In this problem, the hypothesis is that the selected coin is 2-headed. The observation is that it comes up heads on a single toss. To solve the problem, we calculate one unknown probability from three known probabilities.
The unknown probability is the probability of having selected the 2-headed coin given that it comes up heads on a single toss:
$$P(\text{2-headed}\,|\,\text{heads}) .$$
The three known probabilities are:
1) the probability that it comes up heads given that it is the 2-headed coin, $$P(\text{heads} \:|\: \text{2-headed}) = 1 ,$$ 2) the probability of selecting the 2-headed coin, $$P(\text{2-headed}) = \frac{1}{3} ,$$ 3) the overall probability of heads,
\begin{align*} P(\text{heads}) & = P(\text{heads}\,|\,\text{fair})\!\times\! \frac{1}{3} + P(\text{heads}\,|\,\text{2-headed})\!\times\! \frac{1}{3} + P(\text{heads}\,|\,\text{2-tailed})\!\times\! \frac{1}{3}\\ P(\text{heads}) &=(\frac{1}{2}\times \frac{1}{3}) + (1 \times \frac{1}{3}) + (0 \times \frac{1}{3}) = \frac{1}{2} . \end{align*}The formula used for this calculation is universally known as “Bayes’s Theorem” or “Bayes’s Rule”. (If you think I should be punctuating the possessive in some way other than “Bayes’s”, see Endnote #1.) I will give a general version of Bayes’s Rule in the next section.

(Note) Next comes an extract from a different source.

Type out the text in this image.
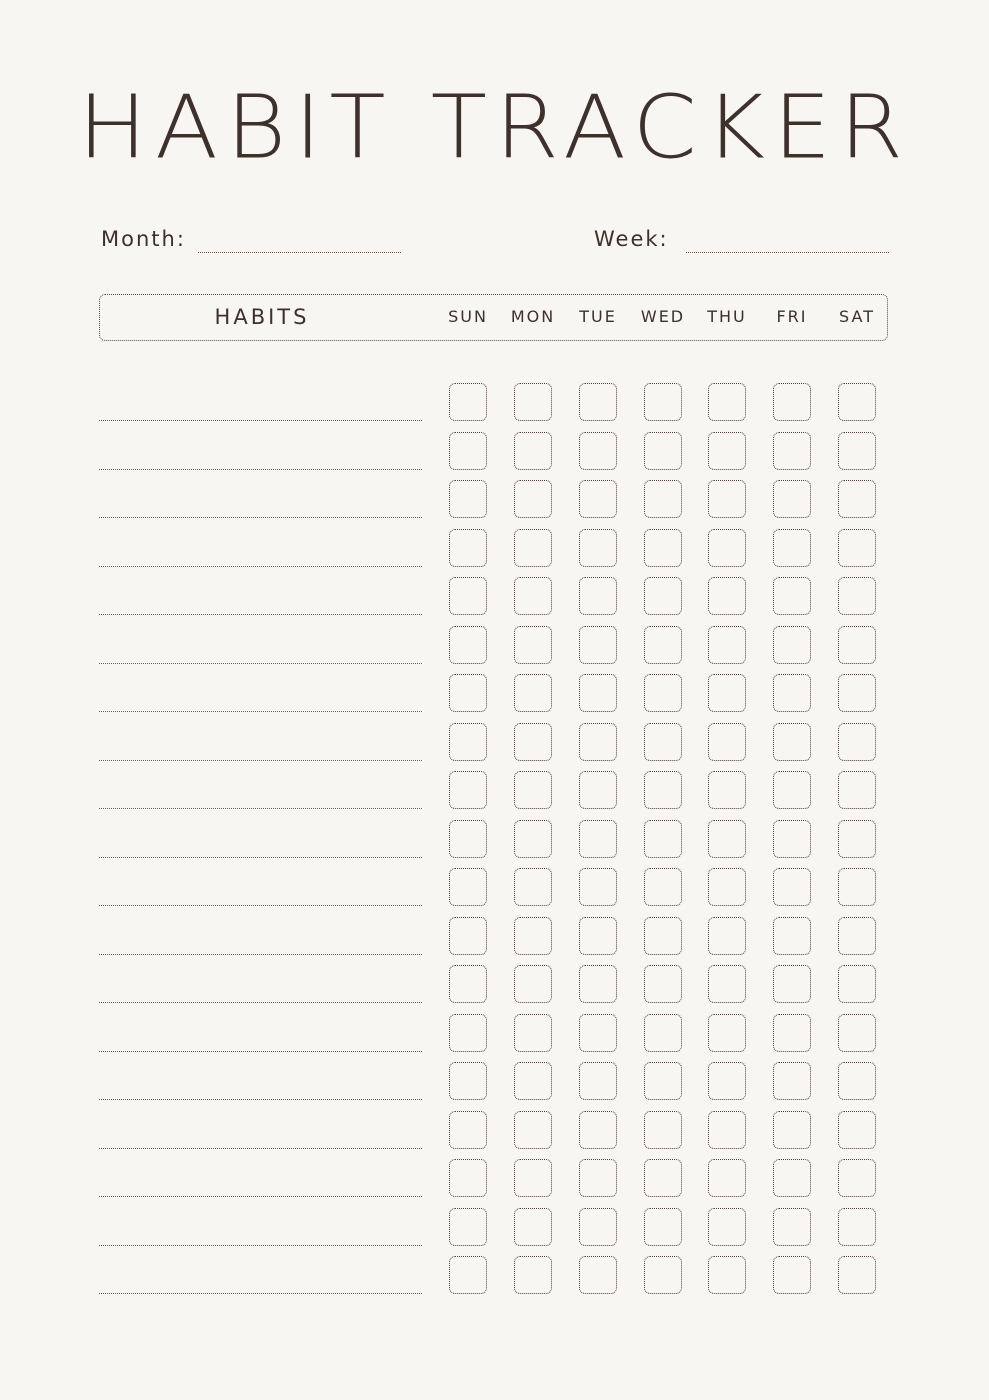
HABIT TRACKER
Month:	Week:
HABITS	SUN	MON	TUE	WED	THU	FRI	SAT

For this problem, it is:
\begin{align*} P(\text{2-headed} \,|\,\text{heads}) &= \frac{P(\text{heads}\,|\,\text{2-headed})\times P(\text{2-headed)}}{P(\text{heads})}\\ &= \frac{1 \times \frac{1}{3}}{\frac{1}{2}} \end{align*}
In the interview, I didn’t simplify the answer to \(\frac{2}{3}\), but the interviewer passed me to the next level anyway.